Мансуров снимает пенсне, трёт глаза двумя пальцами.

— В городе третью неделю все толкуют про войну. Японский посланник выехал из Петербурга. У Тифонтая с пятницы не берут закладов в бумагах, а только серебром. Это, между прочим, единственное серьёзное сведение, полученное мною за месяц, получил я его от собственной прачки. Китайцы с Ляотешаня уводят семьи, такое знает весь Артур. Разница между вами и мной в том, что я с данными сведениями не бегаю по коридору.

— Сегодня ночью.

— Почему сегодня?

Я молчу.

— Вот. Вот именно.

Он снова берётся за карандаш, придвигает сводку.

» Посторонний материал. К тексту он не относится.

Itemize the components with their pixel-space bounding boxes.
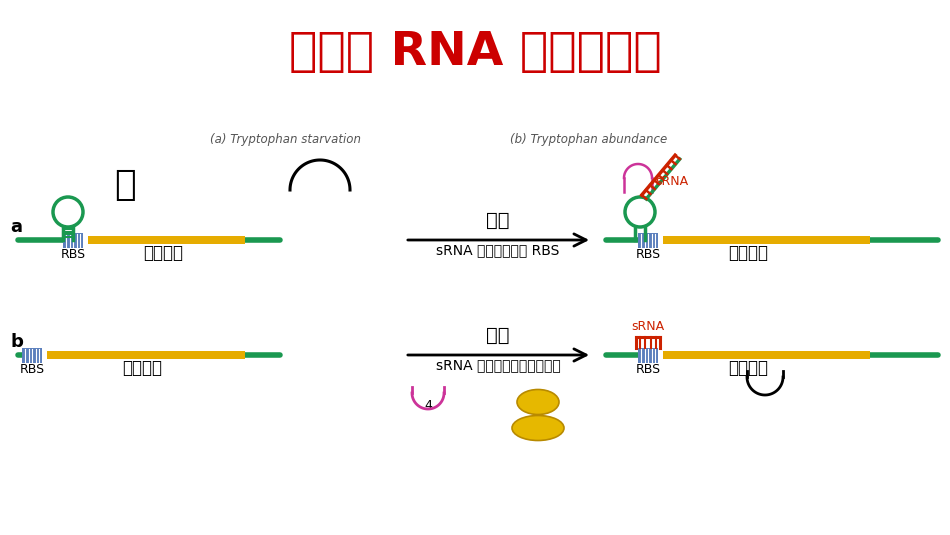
Text: RBS: RBS [19,363,45,376]
Text: 衰: 衰 [114,168,136,202]
Text: 编码序列: 编码序列 [122,359,162,377]
Text: a: a [10,218,22,236]
Text: sRNA 的配对暴露出 RBS: sRNA 的配对暴露出 RBS [436,243,560,257]
Text: RBS: RBS [636,248,660,261]
Bar [22,348,42,363]
Text: sRNA: sRNA [656,175,689,188]
Text: 编码序列: 编码序列 [728,359,768,377]
Text: 抑制: 抑制 [486,326,510,345]
Text: 激活: 激活 [486,211,510,230]
Ellipse shape [517,389,559,415]
Text: 4: 4 [424,399,432,412]
Bar [663,351,870,359]
Ellipse shape [512,416,564,440]
Bar [88,236,245,244]
Bar [63,233,83,248]
Text: (b) Tryptophan abundance: (b) Tryptophan abundance [510,133,667,146]
Text: RBS: RBS [636,363,660,376]
Bar [638,348,658,363]
Text: RBS: RBS [61,248,86,261]
Bar [638,233,658,248]
Text: (a) Tryptophan starvation: (a) Tryptophan starvation [210,133,361,146]
Text: 编码序列: 编码序列 [728,244,768,262]
Text: 细菌中 RNA 介导的调控: 细菌中 RNA 介导的调控 [289,29,661,74]
Bar [663,236,870,244]
Text: b: b [10,333,23,351]
Bar [47,351,245,359]
Text: sRNA 的配对抑制核糖体结合: sRNA 的配对抑制核糖体结合 [436,358,560,372]
Text: sRNA: sRNA [632,320,665,333]
Text: 编码序列: 编码序列 [143,244,183,262]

— У вас есть три вещи, которых нет у меня. Молодость, здоровье и убеждённость. У меня есть одна, которой нет у вас, пятнадцать лет службы. Она мне подсказывает, что человек, который знает время, но не знает откуда, либо дурак, либо кое-что похуже. Дураком вы мне представлялись до сегодняшнего дня.

До оскорбления всё-таки дошло. Двадцатилетний Стужев обязан был вспылить, потребовать объяснений. У меня нет времени даже на злость. Я иду к двери, на пороге оборачиваюсь.

— Николай Петрович. Бумагу написать вы можете?

— Могу.

— Она успеет?

Мансуров поднимает взгляд поверх сводки. Впервые за весь разговор в лице появляется что-то живое. Пожалуй, обыкновенная усталость. При хорошем ходе бумаге потребуется трое суток. Штаб укреплённого района не вправе приказать эскадре повернуть даже одну шлюпку. Мы можем только написать. Записка уйдёт его превосходительству, оттуда наместнику, потом Старку. В четверг Старк прочтёт её, спросит, кто вообще такой Мансуров.

— И всё равно напишите.

— Зачем?

— Затем, что в декабре кто-нибудь спросит, писал ли хоть кто-нибудь хоть что-нибудь.

Он смотрит на меня, молчит. Я держусь за дверную ручку, считаю секунды. На восьмой замечаю, что перестал дышать. Воздух набираю нарочно, стараясь придать вдоху обыкновенное звучание.

— Идите.

Я нажимаю на ручку.

— Стужев.

— Слушаю.

— Почему декабрь? — говорит Мансуров. — Вы сказали «в декабре». Не «потом», не «когда-нибудь». В декабре.

Я стою к нему спиной, но оборачиваться нельзя. Лицо выдаст раньше голоса.

— Оговорился.

— Оговорился, — повторяет он. — Хорошо. Идите.

Он всё-таки напишет. Через неделю я узнаю, что в тот же понедельник, в третьем часу, штабс-капитан Мансуров подал наверх записку из четырёх строк. Просил усилить дозоры на внешнем рейде. Её зарегистрируют, подошьют, уничтожат в декабре вместе с архивом отделения. Дальше штаба бумага не уйдёт, но Мансуров её напишет. С этого донесения начинается моя новая настоящая война.